SIGNAL PROCESSING-IMAGE COMMUNICATION, vol.104, 2022 (SCI-Expanded) identifier identifier identifier

  • Publication Type: Article / Article
  • Volume: 104
  • Publication Date: 2022
  • Doi Number: 10.1016/j.image.2022.116675
  • Journal Name: SIGNAL PROCESSING-IMAGE COMMUNICATION
  • Journal Indexes: Science Citation Index Expanded (SCI-EXPANDED), Scopus, Academic Search Premier, Aerospace Database, Applied Science & Technology Source, Communication Abstracts, Computer & Applied Sciences, INSPEC, Metadex, Civil Engineering Abstracts
  • Keywords: Object detection, Small object detection, Region search, Aerial images
  • Istanbul Technical University Affiliated: Yes

Abstract

Despite recent advances, object detection in aerial images is still a challenging task.

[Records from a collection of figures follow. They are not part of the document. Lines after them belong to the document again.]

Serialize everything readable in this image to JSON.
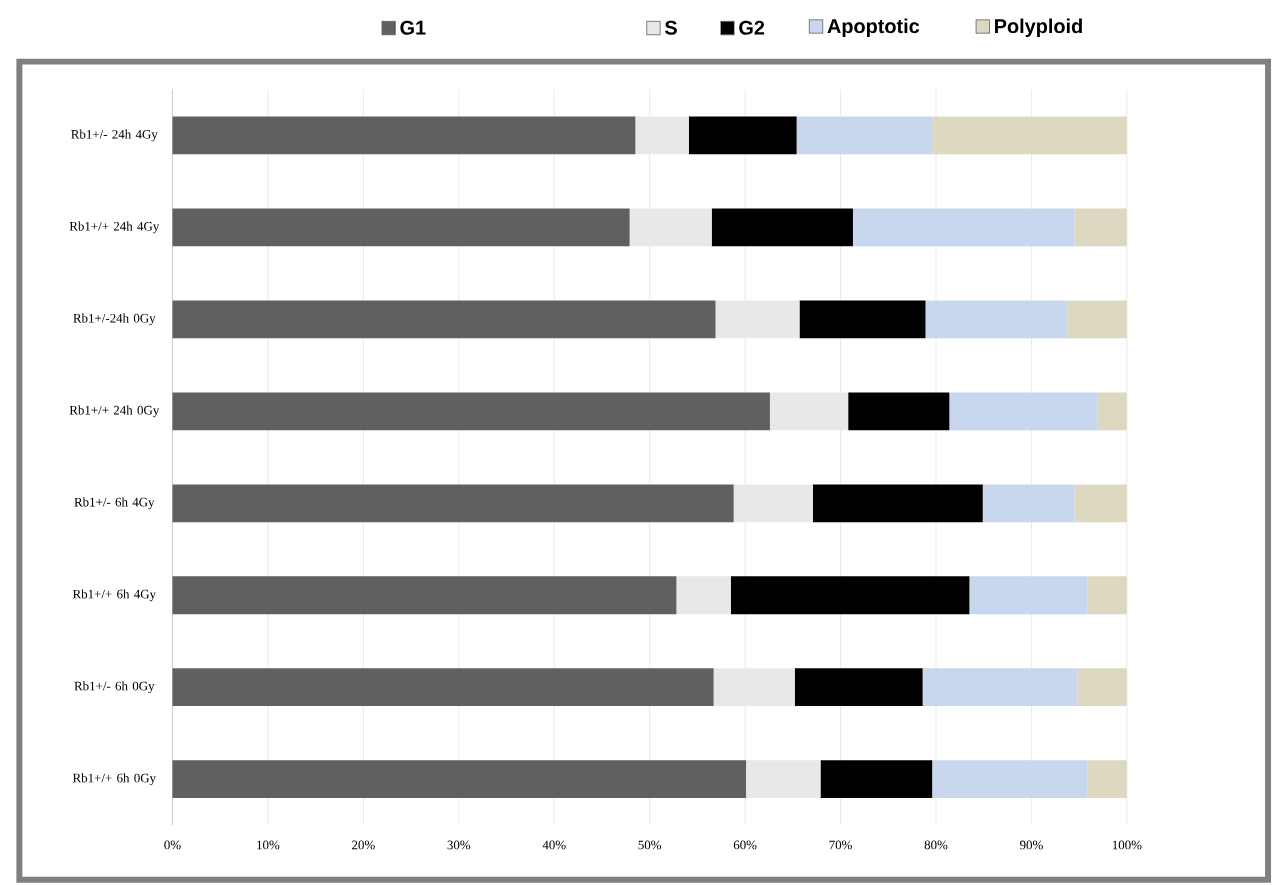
{
  "chart_data": {
    "type": "bar",
    "orientation": "horizontal",
    "stacked": true,
    "categories": [
      "Rb1+/- 24h 4Gy",
      "Rb1+/+ 24h 4Gy",
      "Rb1+/-24h 0Gy",
      "Rb1+/+ 24h 0Gy",
      "Rb1+/- 6h 4Gy",
      "Rb1+/+ 6h 4Gy",
      "Rb1+/- 6h 0Gy",
      "Rb1+/+ 6h 0Gy"
    ],
    "series": [
      {
        "name": "G1",
        "color": "#606060",
        "values": [
          48.5,
          47.9,
          56.9,
          62.6,
          58.8,
          52.8,
          56.7,
          60.1
        ]
      },
      {
        "name": "S",
        "color": "#e8e8e8",
        "values": [
          5.6,
          8.6,
          8.8,
          8.2,
          8.3,
          5.7,
          8.5,
          7.8
        ]
      },
      {
        "name": "G2",
        "color": "#000000",
        "values": [
          11.3,
          14.8,
          13.2,
          10.6,
          17.8,
          25.0,
          13.4,
          11.7
        ]
      },
      {
        "name": "Apoptotic",
        "color": "#c8d6ee",
        "values": [
          14.2,
          23.2,
          14.9,
          15.5,
          9.6,
          12.4,
          16.2,
          16.3
        ]
      },
      {
        "name": "Polyploid",
        "color": "#ddd8c0",
        "values": [
          20.4,
          5.5,
          6.2,
          3.1,
          5.5,
          4.1,
          5.2,
          4.1
        ]
      }
    ],
    "xlim": [
      0,
      100
    ],
    "xticks": [
      {
        "value": 0,
        "label": "0%"
      },
      {
        "value": 10,
        "label": "10%"
      },
      {
        "value": 20,
        "label": "20%"
      },
      {
        "value": 30,
        "label": "30%"
      },
      {
        "value": 40,
        "label": "40%"
      },
      {
        "value": 50,
        "label": "50%"
      },
      {
        "value": 60,
        "label": "60%"
      },
      {
        "value": 70,
        "label": "70%"
      },
      {
        "value": 80,
        "label": "80%"
      },
      {
        "value": 90,
        "label": "90%"
      },
      {
        "value": 100,
        "label": "100%"
      }
    ],
    "grid": "x",
    "legend": "top"
  }
}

Specific problems in aerial images makes the detection problem harder, such as small objects, densely packed objects, objects in different sizes and with different orientations. To address small object detection problem, we propose a two-stage object detection framework called "Focus-and-Detect". The first stage which consists of an object detector network supervised by a Gaussian Mixture Model, generates clusters of objects constituting the focused regions. The second stage, which is also an object detector network, predicts objects within the focal regions. Incomplete Box Suppression (IBS) method is also proposed to overcome the truncation effect of region search approach. Results indicate that the proposed two-stage framework achieves an AP score of 42.06 on VisDrone validation dataset, surpassing all other state-of-the-art small object detection methods reported in the literature, to the best of authors' knowledge.